Arrow Pratt measure

from Wikipedia, the free encyclopedia

The Arrow-Pratt measure named after Kenneth Arrow and John W. Pratt is a measure of the risk aversion of a decision maker, whereby a distinction must be made between the Arrow-Pratt measure of the absolute risk aversion ARA and that of the relative risk aversion RRA .

The Arrow-Pratt measure of absolute risk aversion

Let be a twice differentiable, monotonically increasing utility function , then the Arrow-Pratt measure of the absolute risk aversion for this utility function is defined as follows:

.

Negative values ​​imply risk appetite ( risk affinity ) and positive values ​​risk aversion ( risk aversion ). If the measure finally assumes the value zero, the decision maker is risk-neutral .

A decision maker is more risk averse than another decision maker if, based on their utility functions and their Arrow-Pratt measures, the following applies:

.

The derivation of the measure of absolute risk aversion

indicates the change in risk attitudes with increased income. If, for example, all possible incomes that can result from the decision-making situation are increased by a constant value, a positive value of the derivation of ARA allows the statement that the decision maker will increase his risk aversion or risk appetite, depending on the value of ARA, a negative one Value that he will be less risk-averse or risk-averse, and a value of zero that increasing all possible incomes will not affect his decision-making behavior.

Selected examples

Utility functions can be differentiated according to whether their ARA is constant, increasing or decreasing.

  • CARA (constant absolute risk aversion or English constant absolute risk aversion ):
(Function and its inverse functions)
  • IARA (increasing absolute risk aversion or English Increasing absolute risk aversion ):
  • DARA (decreasing absolute risk aversion or English Decreasing absolute risk aversion ):

There is also a widely used class of hyperbolic ARA functions (hence HARA), for example:

  • HARA (hyperbolic absolute risk aversion):

The Arrow-Pratt measure of relative risk aversion

The Arrow-Pratt measure of relative risk aversion is calculated as follows:

It therefore corresponds to the marginal utility elasticity of the possible income, which expresses a change in the willingness to take risks with changed possible income from the decision.

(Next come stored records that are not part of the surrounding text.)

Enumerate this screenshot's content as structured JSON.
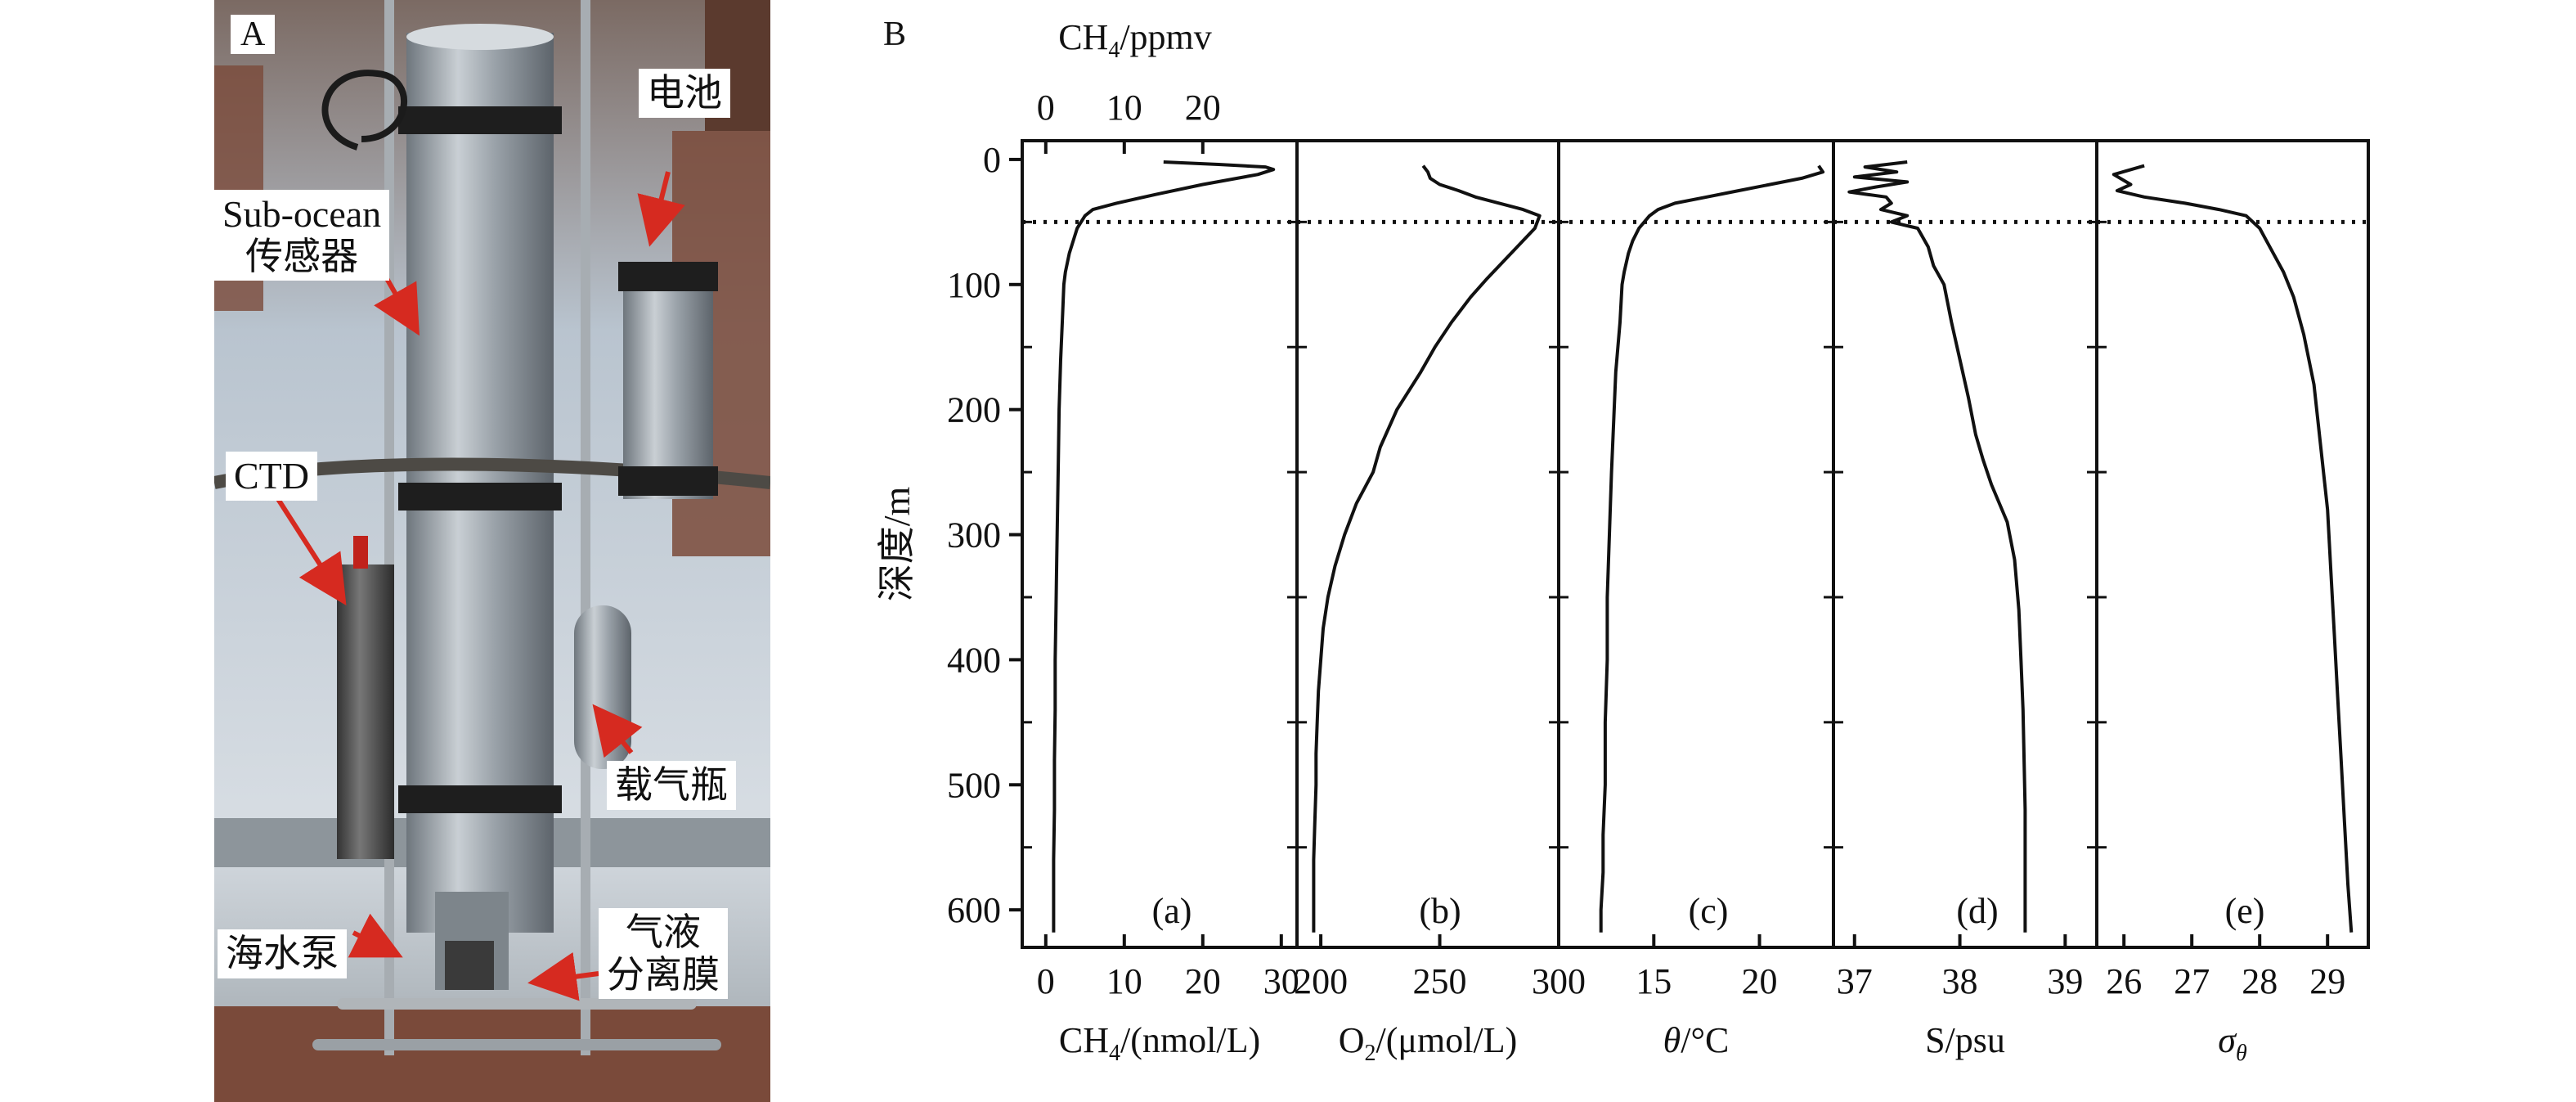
{
  "panel_a": {
    "letter": "A",
    "labels": {
      "battery": "电池",
      "sub_ocean_line1": "Sub-ocean",
      "sub_ocean_line2": "传感器",
      "ctd": "CTD",
      "gas_bottle": "载气瓶",
      "pump": "海水泵",
      "membrane_line1": "气液",
      "membrane_line2": "分离膜"
    },
    "colors": {
      "arrow": "#d62a20",
      "steel": "#8f969d",
      "sky": "#b9c4cf",
      "rust": "#7a4a3a"
    }
  },
  "panel_b": {
    "letter": "B",
    "y_axis_label": "深度/m"
  },
  "chart_data": {
    "type": "line",
    "shared_y": {
      "label": "深度/m",
      "lim": [
        -15,
        630
      ],
      "ticks": [
        0,
        100,
        200,
        300,
        400,
        500,
        600
      ],
      "inverted": true
    },
    "mixed_layer_depth": 50,
    "subplots": [
      {
        "id": "a",
        "tag": "(a)",
        "xlabel_parts": [
          "CH",
          "4",
          "/(nmol/L)"
        ],
        "xlim": [
          -3,
          32
        ],
        "ticks": [
          0,
          10,
          20,
          30
        ],
        "top_axis": {
          "label_parts": [
            "CH",
            "4",
            "/ppmv"
          ],
          "ticks": [
            0,
            10,
            20
          ],
          "factor": 1
        },
        "x": [
          15,
          22,
          28,
          29,
          27,
          20,
          14,
          9,
          6,
          5,
          4,
          3.5,
          3,
          2.5,
          2.3,
          2.1,
          1.9,
          1.7,
          1.6,
          1.5,
          1.4,
          1.3,
          1.2,
          1.2,
          1.1,
          1.1,
          1.0,
          1.0,
          1.0
        ],
        "y": [
          2,
          4,
          6,
          8,
          12,
          20,
          28,
          35,
          40,
          45,
          55,
          65,
          75,
          90,
          100,
          130,
          160,
          200,
          240,
          280,
          320,
          360,
          400,
          440,
          480,
          520,
          560,
          600,
          618
        ]
      },
      {
        "id": "b",
        "tag": "(b)",
        "xlabel_parts": [
          "O",
          "2",
          "/(μmol/L)"
        ],
        "xlim": [
          190,
          300
        ],
        "ticks": [
          200,
          250,
          300
        ],
        "x": [
          243,
          245,
          246,
          250,
          258,
          265,
          275,
          285,
          292,
          290,
          285,
          280,
          275,
          270,
          263,
          255,
          248,
          242,
          232,
          225,
          222,
          215,
          210,
          206,
          203,
          201,
          200,
          199,
          198.5,
          198,
          198,
          197.5,
          197,
          197,
          197
        ],
        "y": [
          5,
          10,
          15,
          20,
          25,
          30,
          35,
          40,
          45,
          55,
          65,
          75,
          85,
          95,
          110,
          130,
          150,
          170,
          200,
          230,
          250,
          275,
          300,
          325,
          350,
          375,
          400,
          425,
          450,
          475,
          500,
          530,
          560,
          600,
          618
        ]
      },
      {
        "id": "c",
        "tag": "(c)",
        "xlabel_parts": [
          "θ",
          "",
          "/°C"
        ],
        "xlabel_italic_first": true,
        "xlim": [
          10.5,
          23.5
        ],
        "ticks": [
          15,
          20
        ],
        "x": [
          22.8,
          23.0,
          22.0,
          20.5,
          19.0,
          17.5,
          16.0,
          15.2,
          14.8,
          14.3,
          14.0,
          13.8,
          13.6,
          13.5,
          13.4,
          13.2,
          13.1,
          13.0,
          12.9,
          12.8,
          12.8,
          12.7,
          12.7,
          12.6,
          12.6,
          12.5,
          12.5
        ],
        "y": [
          5,
          10,
          15,
          20,
          25,
          30,
          35,
          40,
          45,
          55,
          65,
          75,
          90,
          100,
          130,
          170,
          210,
          250,
          300,
          350,
          400,
          450,
          500,
          540,
          570,
          600,
          618
        ]
      },
      {
        "id": "d",
        "tag": "(d)",
        "xlabel_parts": [
          "S/psu",
          "",
          ""
        ],
        "xlim": [
          36.8,
          39.3
        ],
        "ticks": [
          37,
          38,
          39
        ],
        "x": [
          37.5,
          37.1,
          37.4,
          37.0,
          37.5,
          37.2,
          36.95,
          37.3,
          37.35,
          37.25,
          37.5,
          37.35,
          37.6,
          37.7,
          37.75,
          37.85,
          37.92,
          38.0,
          38.08,
          38.15,
          38.22,
          38.3,
          38.45,
          38.52,
          38.56,
          38.58,
          38.6,
          38.61,
          38.62,
          38.62,
          38.62
        ],
        "y": [
          2,
          6,
          10,
          14,
          18,
          22,
          26,
          30,
          35,
          40,
          45,
          50,
          55,
          70,
          85,
          100,
          130,
          160,
          190,
          220,
          240,
          260,
          290,
          320,
          360,
          400,
          440,
          480,
          520,
          580,
          618
        ]
      },
      {
        "id": "e",
        "tag": "(e)",
        "xlabel_parts": [
          "σ",
          "θ",
          ""
        ],
        "xlabel_italic_first": true,
        "xlim": [
          25.6,
          29.6
        ],
        "ticks": [
          26,
          27,
          28,
          29
        ],
        "x": [
          26.3,
          25.85,
          26.1,
          25.9,
          26.3,
          26.9,
          27.4,
          27.8,
          28.0,
          28.1,
          28.2,
          28.35,
          28.5,
          28.65,
          28.8,
          28.9,
          29.0,
          29.05,
          29.1,
          29.15,
          29.2,
          29.25,
          29.3,
          29.35
        ],
        "y": [
          5,
          12,
          20,
          25,
          30,
          35,
          40,
          45,
          55,
          65,
          75,
          90,
          110,
          140,
          180,
          230,
          280,
          330,
          380,
          430,
          480,
          530,
          580,
          618
        ]
      }
    ]
  }
}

If the degree of relative risk aversion is constant, the decision maker will not change his decision if all possible incomes are transformed evenly and linearly. A linear relative risk aversion means a decreasing or increasing risk aversion with an increase in the possible profits, depending on whether the measure of the RRA is negative or positive - the derivation of the RRA provides information on this.

Selected examples

Utility functions with constant relative risk aversion measure and their inverse functions are for example the functions

  • CRRA:
  • IRRA:

In the general case of constant relative risk aversion (CRRA) , the isoelastic utility function results .

meaning

The Arrow-Pratt measures are invariant to a positive linear transformation of the utility function and are therefore suitable for the Neumann / Morgenstern theory .

The risk aversion observed via the Arrow-Pratt measures often decreases with increasing wealth. In the insurance market this means, for example, that wealthy people demand less insurance (or have a lower risk premium). For the capital market , this means that as wealth increases, investors increasingly invest in risky assets.

RRA recognizes that wealth and risk may be related to some extent. This means that in the event that a larger asset is exposed to a greater risk than a smaller asset, the RRA would be the appropriate metric to measure risk aversion.

Individual evidence

  1. ^ Doubt, Peter, and Roland Eisen. Insurance economics. Springer Science & Business Media, 2012. p. 49.

literature

  • Arrow, Kenneth J .: Essays in the Theory of Risk-Bearing . Amsterdam, 1970, ISBN 072043047X .
  • Pratt, John W .: Risk Aversion in the Small and in the Large . Econometrica, Vol. 32, No. 1/2, pp. 122-136, 1966.